Зиму 1843-<18>44 года Гоголь проводит в Ницце в обществе А. О. Смирновой, Соллогуб и Виельгорских. О том, какое влияние имели они на Гоголя, вы уже знаете из приведенного мною отзыва Аксакова. Не они бы могли поддержать падающий дух его. В этот период Гоголь, правда, не пережил резкого приступа меланхолического состояния, такого, наприм., как в 1840 г. в Вене; ему то похуже, то получше, он может еще немного работать и по временам бывает оживленнее, но в общем этот период в его жизни должен быть отнесен к периодам депрессивным. Он пишет Аксакову (10 фев. 1844 г.), объясняя свое молчание: «Причиною этого было отчасти физическое болезненное расположение, содержавшее дух мой в каком-то бесчувственно-сонном положении» и к Россет: «Надоело сильно мое болезненное состояние, препятствующее всякой работе». И так с такими же колебаниями — то улучшения, то обострения апатии и тоски — тянется это состояние до осени этого года, когда Гоголь пишет Языкову (12 ноября 1844 г.): «После купанья я чувствую себя лучше, ибо, надо тебе сказать правду, я был слишком болен летом и так дурен, как давно себя не помню. Нервы до такой степени были расстроены, что не в силах был не только что-нибудь делать, но даже ничего не делать». Это состояние относительного психического здоровья было только временным улучшением на протяжении длительного депрессивного периода, и уже в начале 1845 г. меланхолический приступ выражается в полной силе. Он мечется из Франкфурта в Париж, из Парижа снова в Франкфурт, потом по курортам и, очевидно, нигде не находит себе облегчения; состояние тревоги и тоски нарастает и достигает наиболее выраженной степени к лету. 4 июня он пишет Смирновой: «Я страдаю весь душой от страдания моего тела, и душа изнывает вся от страшной хандры, которую приносит болезнь». В это полугодие Гоголь дважды говеет,— до такой степени чувствует он себя плохо и ожидает смерти,— между тем на самом деле искуснейшие врачи того времени, наприм., знаменитый Шенлейн, Круккенберг и Карус, не могли найти в нем никакого хронического страдания, только нервное расстройство, и первый из них назначил только легкое водолечение.

Это тягостное состояние, о котором Гоголь еще в июле писал Шереметевой: «здоровье мое плохо совершенно, силы мои гаснут», после водолечения в Грейфенберге начинает улучшаться и в октябрьских письмах он сообщает уже своим друзьям и матери, что он поправился и чувствует себя хорошо.
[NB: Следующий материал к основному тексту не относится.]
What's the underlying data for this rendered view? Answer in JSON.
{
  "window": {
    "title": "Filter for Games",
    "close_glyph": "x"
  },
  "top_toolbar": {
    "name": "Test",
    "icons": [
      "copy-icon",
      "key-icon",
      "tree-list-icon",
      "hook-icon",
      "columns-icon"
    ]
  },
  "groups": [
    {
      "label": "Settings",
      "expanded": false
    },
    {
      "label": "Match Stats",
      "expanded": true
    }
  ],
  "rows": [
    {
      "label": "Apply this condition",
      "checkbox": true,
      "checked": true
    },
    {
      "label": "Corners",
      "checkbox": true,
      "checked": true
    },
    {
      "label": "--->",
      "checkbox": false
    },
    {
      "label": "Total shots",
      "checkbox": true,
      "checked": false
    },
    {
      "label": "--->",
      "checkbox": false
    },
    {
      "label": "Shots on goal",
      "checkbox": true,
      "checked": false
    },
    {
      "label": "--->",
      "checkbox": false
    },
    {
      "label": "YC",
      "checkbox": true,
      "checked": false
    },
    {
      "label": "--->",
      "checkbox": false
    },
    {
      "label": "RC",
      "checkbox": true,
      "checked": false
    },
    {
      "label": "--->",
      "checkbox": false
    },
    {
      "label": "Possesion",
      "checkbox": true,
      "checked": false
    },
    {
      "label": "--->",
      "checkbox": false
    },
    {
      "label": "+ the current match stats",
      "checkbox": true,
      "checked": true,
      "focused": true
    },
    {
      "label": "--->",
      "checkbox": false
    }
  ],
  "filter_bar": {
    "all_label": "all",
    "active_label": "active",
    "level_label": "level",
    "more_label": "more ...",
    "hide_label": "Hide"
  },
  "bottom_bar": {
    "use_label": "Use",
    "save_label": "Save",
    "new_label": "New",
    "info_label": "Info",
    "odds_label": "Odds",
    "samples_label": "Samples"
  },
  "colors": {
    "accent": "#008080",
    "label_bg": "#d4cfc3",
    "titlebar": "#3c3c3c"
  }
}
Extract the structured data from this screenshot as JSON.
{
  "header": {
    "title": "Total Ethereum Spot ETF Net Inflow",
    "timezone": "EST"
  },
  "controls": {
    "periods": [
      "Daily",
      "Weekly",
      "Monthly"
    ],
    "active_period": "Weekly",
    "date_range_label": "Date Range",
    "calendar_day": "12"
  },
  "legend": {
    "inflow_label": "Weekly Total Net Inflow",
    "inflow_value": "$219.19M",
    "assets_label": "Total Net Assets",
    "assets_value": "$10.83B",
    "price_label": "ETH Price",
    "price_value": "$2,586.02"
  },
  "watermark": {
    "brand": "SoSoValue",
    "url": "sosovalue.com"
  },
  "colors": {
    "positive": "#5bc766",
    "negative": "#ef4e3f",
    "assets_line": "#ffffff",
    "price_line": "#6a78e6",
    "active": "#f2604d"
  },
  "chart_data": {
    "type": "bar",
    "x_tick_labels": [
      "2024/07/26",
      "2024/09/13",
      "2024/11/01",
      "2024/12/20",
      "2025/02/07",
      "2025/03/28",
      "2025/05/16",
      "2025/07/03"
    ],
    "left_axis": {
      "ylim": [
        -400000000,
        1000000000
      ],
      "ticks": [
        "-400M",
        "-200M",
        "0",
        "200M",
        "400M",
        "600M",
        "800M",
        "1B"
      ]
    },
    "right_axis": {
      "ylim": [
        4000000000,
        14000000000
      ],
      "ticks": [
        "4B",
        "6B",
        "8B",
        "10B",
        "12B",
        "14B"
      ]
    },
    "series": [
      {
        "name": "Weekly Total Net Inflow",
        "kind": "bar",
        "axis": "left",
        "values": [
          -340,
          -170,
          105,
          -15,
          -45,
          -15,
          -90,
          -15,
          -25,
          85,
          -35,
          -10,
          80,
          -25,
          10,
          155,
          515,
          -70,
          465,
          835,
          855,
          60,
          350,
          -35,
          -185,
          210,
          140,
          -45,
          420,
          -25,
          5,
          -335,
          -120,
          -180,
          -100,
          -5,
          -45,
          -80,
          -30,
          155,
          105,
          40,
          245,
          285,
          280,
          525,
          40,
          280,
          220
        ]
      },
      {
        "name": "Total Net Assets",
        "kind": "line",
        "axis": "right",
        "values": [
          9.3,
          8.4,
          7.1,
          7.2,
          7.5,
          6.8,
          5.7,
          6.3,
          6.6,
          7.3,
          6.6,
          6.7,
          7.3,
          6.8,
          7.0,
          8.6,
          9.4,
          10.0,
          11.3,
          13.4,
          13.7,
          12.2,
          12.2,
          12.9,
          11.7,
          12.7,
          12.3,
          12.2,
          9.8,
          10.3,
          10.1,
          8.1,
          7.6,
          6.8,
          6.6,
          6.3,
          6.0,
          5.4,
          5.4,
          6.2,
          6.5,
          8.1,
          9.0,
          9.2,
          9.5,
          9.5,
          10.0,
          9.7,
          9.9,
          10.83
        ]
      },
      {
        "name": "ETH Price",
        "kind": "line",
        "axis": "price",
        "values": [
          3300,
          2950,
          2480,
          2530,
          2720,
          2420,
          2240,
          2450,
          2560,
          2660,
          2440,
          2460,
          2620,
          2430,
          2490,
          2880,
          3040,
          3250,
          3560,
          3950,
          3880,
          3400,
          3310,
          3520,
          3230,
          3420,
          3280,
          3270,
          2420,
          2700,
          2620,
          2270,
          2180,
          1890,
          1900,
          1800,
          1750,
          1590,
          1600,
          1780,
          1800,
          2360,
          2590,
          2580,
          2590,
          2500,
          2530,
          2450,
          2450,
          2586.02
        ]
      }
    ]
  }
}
За этим длительным и тяжелым депрессивным периодом следует около двух лет душевного здоровья и даже временного повышенного настроения. Но судьба безжалостна к нашему писателю. Едва ли не к осени 1845 года, проведенной в Риме, должно быть отнесено то заболевание маляриею, о которой свидетельствуют Смирнова и Аксаков, но о чем сам Гоголь в своих письмах не упоминает. Делаю это предположение, ибо именно маляриею и обусловленным ею малокровием всего вероятнее объяснить те своеобразные болезненные явления, на которые он с тех пор часто жалуется: «Чувствую слабость, что всего непонятнее, до такой степени зябкость, что не имею времени сидеть в комнате, должен ежеминутно бегать согреваться. Едва же согреюсь и приду, как в миг остываю, хотя комната и тепла, и должен вновь бегать согреваться. В такой беготне проходит почти весь день» (письмо Аксакову, Рим, 15 ноября 1845 г.).

Чрезвычайно интересно и характерно и очень важно отметить здесь, что циклическое течение душевной болезни Гоголя совершенно независимо от его физического здоровья и телесных недугов; те же жалобы на «странную зябкость, какой не чувствовал доселе» повторяются и в письме к Плетневу (28 ноября 1845 г.), но Гоголь досадует главным образом на причиненную этим состоянием потерю времени, ибо «чувствует и голову и мысли более свежими» и рад бы «засесть за труд, от которого сильно отвлекали прежде недуги и ». Весьма любопытно в этом отношении письмо к А. П. Толстому (Рим, 2 янв. 1846 г.), дающее полную картину состояния здоровья Гоголя, из которой с очевидностью явствует эта совершенная независимость его душевного недуга от состояния его физического здоровья: «Вот вам мое нынешнее состояние: я зябну теперь до такой степени, что ни огонь, ни движение, ни ходьба меня не согревают. Мне нужно много бегать, чтобы сколько-нибудь согреть кровь, но этого теперь нельзя, потому что совсем ослабели ноги и силы, жилы болят и пухнут. Но благодарю милосердного Бога, что, несмотря на невыносимо-болезненное чувство, которое слышит все мое тело, находящееся вечно в лихорадочном состоянии, ни хандра, ни скорбь ».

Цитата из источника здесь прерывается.